The graph, updated weekly, showed a daily average of 399.72 ppm on April 25. The weekly average posted on Monday was that of 398.5 ppm with several hourly readings jumping north of the 400 ppm threshold.
The last time the Earth reached what scientists consider to be a symbolic milestone - that of 400 ppm - was the geologic era between 3 million and 5 million years ago known as the Pilocene epoch.
Based on fossil records, scientists estimate the world’s climate during this period was generally warmer and wetter than today with savannas and woodlands covering what is now the North African desert and tropical and subtropical marine life inhabiting areas northward along the U.S. Eastern Seaboard.
The period was also marked by frequent, intense El Nino cycles, which caused intense flooding as well as an absence of significant ocean upwelling. This in turn would have suppressed fisheries along the west coasts of the Americas and deprived seabirds and marine mammals of food, according to the Scripps Institute of Oceanography.

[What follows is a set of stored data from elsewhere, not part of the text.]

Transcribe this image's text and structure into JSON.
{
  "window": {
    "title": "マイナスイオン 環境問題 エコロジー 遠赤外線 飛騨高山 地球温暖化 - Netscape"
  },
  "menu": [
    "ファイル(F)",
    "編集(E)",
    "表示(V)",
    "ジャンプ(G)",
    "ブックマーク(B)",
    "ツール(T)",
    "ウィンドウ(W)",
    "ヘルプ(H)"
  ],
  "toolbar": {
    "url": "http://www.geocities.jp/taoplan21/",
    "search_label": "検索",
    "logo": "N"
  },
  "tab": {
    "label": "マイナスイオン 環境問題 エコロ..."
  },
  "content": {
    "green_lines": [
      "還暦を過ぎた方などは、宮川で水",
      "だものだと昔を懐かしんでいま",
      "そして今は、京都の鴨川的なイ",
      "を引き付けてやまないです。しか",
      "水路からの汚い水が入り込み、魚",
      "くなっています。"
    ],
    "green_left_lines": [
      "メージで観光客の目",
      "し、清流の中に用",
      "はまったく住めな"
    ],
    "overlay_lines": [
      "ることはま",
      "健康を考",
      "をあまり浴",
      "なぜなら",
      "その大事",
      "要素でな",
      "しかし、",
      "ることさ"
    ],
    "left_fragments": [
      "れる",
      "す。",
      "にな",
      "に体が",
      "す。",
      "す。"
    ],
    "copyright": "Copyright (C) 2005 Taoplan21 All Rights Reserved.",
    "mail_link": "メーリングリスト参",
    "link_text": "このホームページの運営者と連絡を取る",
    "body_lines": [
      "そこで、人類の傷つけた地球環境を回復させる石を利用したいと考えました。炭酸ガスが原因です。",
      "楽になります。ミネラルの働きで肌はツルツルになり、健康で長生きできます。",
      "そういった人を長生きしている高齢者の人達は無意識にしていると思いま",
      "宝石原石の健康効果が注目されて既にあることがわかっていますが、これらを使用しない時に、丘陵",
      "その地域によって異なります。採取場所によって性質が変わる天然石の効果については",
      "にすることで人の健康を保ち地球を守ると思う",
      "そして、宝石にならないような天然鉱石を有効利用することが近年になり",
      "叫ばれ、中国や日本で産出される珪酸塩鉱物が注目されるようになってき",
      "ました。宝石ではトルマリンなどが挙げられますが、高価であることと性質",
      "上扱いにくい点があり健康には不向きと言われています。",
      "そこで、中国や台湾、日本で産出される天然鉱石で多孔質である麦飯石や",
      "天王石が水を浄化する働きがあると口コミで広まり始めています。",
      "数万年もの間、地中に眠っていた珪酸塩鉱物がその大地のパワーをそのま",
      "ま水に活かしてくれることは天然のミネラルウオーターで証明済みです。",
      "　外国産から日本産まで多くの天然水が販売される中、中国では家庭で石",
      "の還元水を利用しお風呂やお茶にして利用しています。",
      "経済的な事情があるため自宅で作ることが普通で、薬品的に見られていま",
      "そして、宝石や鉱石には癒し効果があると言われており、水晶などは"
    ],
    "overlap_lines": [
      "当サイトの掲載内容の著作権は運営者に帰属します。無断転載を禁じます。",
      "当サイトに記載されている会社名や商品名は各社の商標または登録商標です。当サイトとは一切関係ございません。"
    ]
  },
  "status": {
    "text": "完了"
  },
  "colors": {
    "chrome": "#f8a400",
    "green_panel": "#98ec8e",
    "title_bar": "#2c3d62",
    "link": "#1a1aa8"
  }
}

However, while carbon dioxide levels may compare to those of the Pilocene era, what doesn’t compare is the speed at which the Earth is currently surpassing 400 ppm today, according to geologist Richard Norris. Previously, it took as long as 1,000 years or more for the world to experience a 10 ppm increase; now the planet is poised to reach the 1,000 ppm level in just 100 years should current trajectories remain steady.
Still, Norris believes the same ecosystem changes will occur, with the main lagging indicator being the sea level due to the long period of time needed to heat the world’s oceans and melt the ice.
“Our grandchildren will inhabit a radically altered planet, as the ocean gradually warms up in the response to the buildup of heat-trapping gases,” said Scripps geoscientist Jeff Severinghaus.